George Floyd, and too many others

George Floyd, an unarmed black man, was killed by police in Minneapolis last week.

The officer who killed him, and the three others who stood by and let it happen, were summarily fired, but in spite of video, none were arrested or charged until protests turned to riot.

The killer, officer Derik Chauvin had at least 17 misconduct complaints, mostly for excessive force, yet nothing was done.
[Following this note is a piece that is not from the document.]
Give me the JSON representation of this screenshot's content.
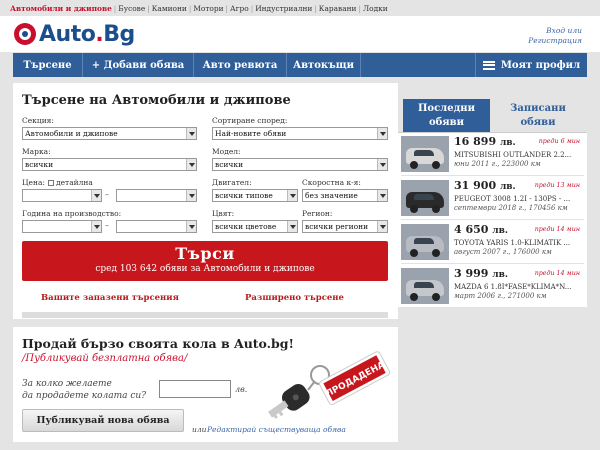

The government, which records much data, somehow fails to record how many civilians are killed by police each year, but independent groups do keep track and the number is typically over 1000. The police kill black people at a rate almost three times the rate at which they kill white people. See for example

I have some modest suggestions.

  • Cancel and renegotiate all police union contracts so that bad officers can be successfully removed from the force.
  • Write legislation to fix 42 USC section 1983, which permits people to sue the government for civil rights violations. The courts have pretty well eviscerated this law, so that it is nearly impossible to successfully sue in spite of the most egregious violations. Search for “qualified immunity”.
  • Require that all police killings be investigated and if appropriate, prosecuted by arms length teams who have no relationships with the local force. It is clearly obvious that local prosecutors will not do their jobs. All investigations must be made public. It is too important for anyone to hide behind privacy.
  • Any officer who kills a civilian should be placed in a desk job for at least a year. Every police killing <must> be tried by a jury of the public. Maybe it was justified, maybe not, but you don’t get a second chance to kill the people you are supposed to protect. All proceding must be made public.
  • All police discipline records must be public. Doctors have this, are they killing unarmed black men?
  • Terminated officers must not be rehired by any other police force.

I really don’t condone rioting, looting, or burning down cities as forms of protest, but since nothing less seems to work, I do understand the impulse.